A Chinese state-owned company sought to use a partnership with a leading British university in order to access AI technology for potential use in “smart military bases”, the Guardian has learned.

Emails show that China’s Jiangsu Automation Research Institute (Jari) discussed deploying software developed by scientists at Imperial College London for military use.

The company, which is the leading designer of China’s drone warships, shared this objective with two Imperial employees before signing a £3m deal with the university in 2019.

Ministers have spent the past year stepping up warnings about the potential security risk posed by academic collaborations with China, with MI5 telling vice-chancellors in April that hostile states are targeting sensitive research that can “deliver their authoritarian, military and commercial priorities”.

The former Conservative leader Iain Duncan Smith said: “Our universities are like lambs to the slaughter. They try to believe in independent scientific investigation, but in China it doesn’t work like that. What they’re doing is running a very significant risk.”

The Future Digital Ocean Innovation Centre was to be based at Imperial’s Data Science Institute, under the directorship of Prof Yike Guo. Guo left Imperial in late 2022 to become provost of the Hong Kong University of Science and Technology.

The centre’s stated goals were to advance maritime forecasting, computer vision and intelligent manufacturing “for civilian applications”. However, correspondence sent before the partnership was formalised suggests Jari was also considering military end-uses.

The emails were obtained through freedom of information request by the charity UK-China Transparency.

A Mandarin-language email from Jari’s research director to an Imperial College professor, whose name is redacted, and another Imperial employee, dated November 2018, states that a key Jari objective for the centre is testing whether software developed by Imperial’s Data Science Institute could be integrated into its own “JariPilot” technology to “form a more powerful product”.
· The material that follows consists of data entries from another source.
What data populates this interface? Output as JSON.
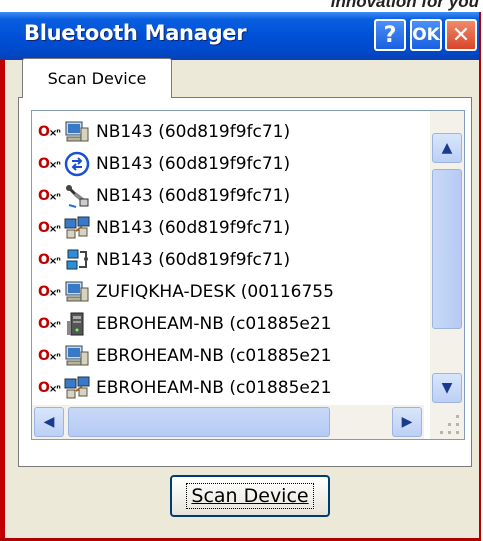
{
  "top_strip_text": "innovation for you",
  "window": {
    "title": "Bluetooth Manager",
    "help_label": "?",
    "ok_label": "OK",
    "close_label": "✕"
  },
  "tabs": [
    {
      "label": "Scan Device",
      "active": true
    }
  ],
  "devices": [
    {
      "key": "O",
      "key_sub": "×ⁿ",
      "icon": "computer-icon",
      "label": "NB143 (60d819f9fc71)"
    },
    {
      "key": "O",
      "key_sub": "×ⁿ",
      "icon": "network-icon",
      "label": "NB143 (60d819f9fc71)"
    },
    {
      "key": "O",
      "key_sub": "×ⁿ",
      "icon": "modem-icon",
      "label": "NB143 (60d819f9fc71)"
    },
    {
      "key": "O",
      "key_sub": "×ⁿ",
      "icon": "network-pc-icon",
      "label": "NB143 (60d819f9fc71)"
    },
    {
      "key": "O",
      "key_sub": "×ⁿ",
      "icon": "serial-port-icon",
      "label": "NB143 (60d819f9fc71)"
    },
    {
      "key": "O",
      "key_sub": "×ⁿ",
      "icon": "computer-icon",
      "label": "ZUFIQKHA-DESK (00116755"
    },
    {
      "key": "O",
      "key_sub": "×ⁿ",
      "icon": "tower-pc-icon",
      "label": "EBROHEAM-NB (c01885e21"
    },
    {
      "key": "O",
      "key_sub": "×ⁿ",
      "icon": "computer-icon",
      "label": "EBROHEAM-NB (c01885e21"
    },
    {
      "key": "O",
      "key_sub": "×ⁿ",
      "icon": "network-pc-icon",
      "label": "EBROHEAM-NB (c01885e21"
    }
  ],
  "scan_button_label": "Scan Device",
  "colors": {
    "titlebar": "#0050d8",
    "accent_red": "#c00000"
  }
}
Suggested applications are listed as “smart institutes, smart military bases and smart oceans”.

“Our research presents evidence of an attempt to link Imperial College London’s expertise and resources into China’s national military marine combat drone research programmes,” said Sam Dunning, the director of UK-China Transparency, which carried out the investigation.

"Partnerships such as this have taken place across the university sector. They together raise questions about whether British science faculties understand that China has become increasingly authoritarian and militarised under Xi Jinping, and that proper due diligence is required in dealings with this state.”
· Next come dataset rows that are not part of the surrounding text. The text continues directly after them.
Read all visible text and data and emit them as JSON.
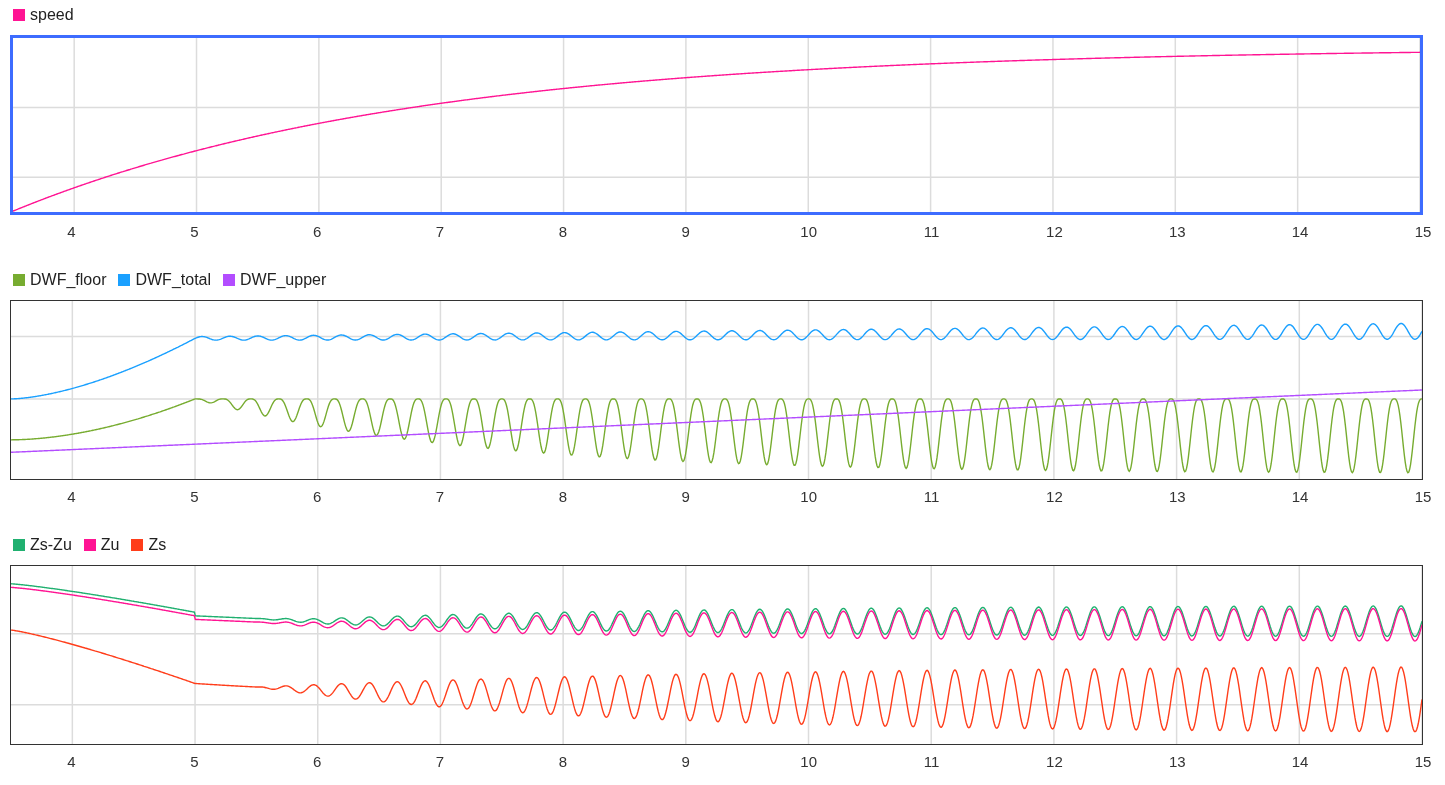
{
  "plots": [
    {
      "selected": true,
      "legend": [
        {
          "label": "speed",
          "color": "#ff1493"
        }
      ],
      "x_ticks": [
        "4",
        "5",
        "6",
        "7",
        "8",
        "9",
        "10",
        "11",
        "12",
        "13",
        "14",
        "15"
      ]
    },
    {
      "selected": false,
      "legend": [
        {
          "label": "DWF_floor",
          "color": "#77ac30"
        },
        {
          "label": "DWF_total",
          "color": "#1aa0ff"
        },
        {
          "label": "DWF_upper",
          "color": "#b34dff"
        }
      ],
      "x_ticks": [
        "4",
        "5",
        "6",
        "7",
        "8",
        "9",
        "10",
        "11",
        "12",
        "13",
        "14",
        "15"
      ]
    },
    {
      "selected": false,
      "legend": [
        {
          "label": "Zs-Zu",
          "color": "#20b070"
        },
        {
          "label": "Zu",
          "color": "#ff1493"
        },
        {
          "label": "Zs",
          "color": "#ff3d1a"
        }
      ],
      "x_ticks": [
        "4",
        "5",
        "6",
        "7",
        "8",
        "9",
        "10",
        "11",
        "12",
        "13",
        "14",
        "15"
      ]
    }
  ]
}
There appears to have been a launch event for the joint centre in September 2019 and funding from Jari is cited in Imperial’s annual summary in 2021 under prestigious industry grants it attracted.

However, the partnership was ultimately terminated in 2021. Imperial said no research went ahead and the £500,000 of funding that had been received was returned in October 2021 after discussion with government officials.

“Under Imperial’s policies, partnerships and collaborations are subject to due diligence and regular review,” an Imperial spokesperson said. “The decision to terminate the partnership was made after consideration of UK export control legislation and consultation with the government, taking into consideration national security concerns.”

Charles Parton, a China expert at the Royal United Services Institute (RUSI), said the partnership was “clearly highly inappropriate” and should never have been signed off.

“How much effort does it take to work out that Jari is producing military weapons that could be used in future against our naval forces?” Parton said. “These people should have been doing proper due diligence way before this. It’s not good enough, late in the day having signed the contract, to get permission from [government].”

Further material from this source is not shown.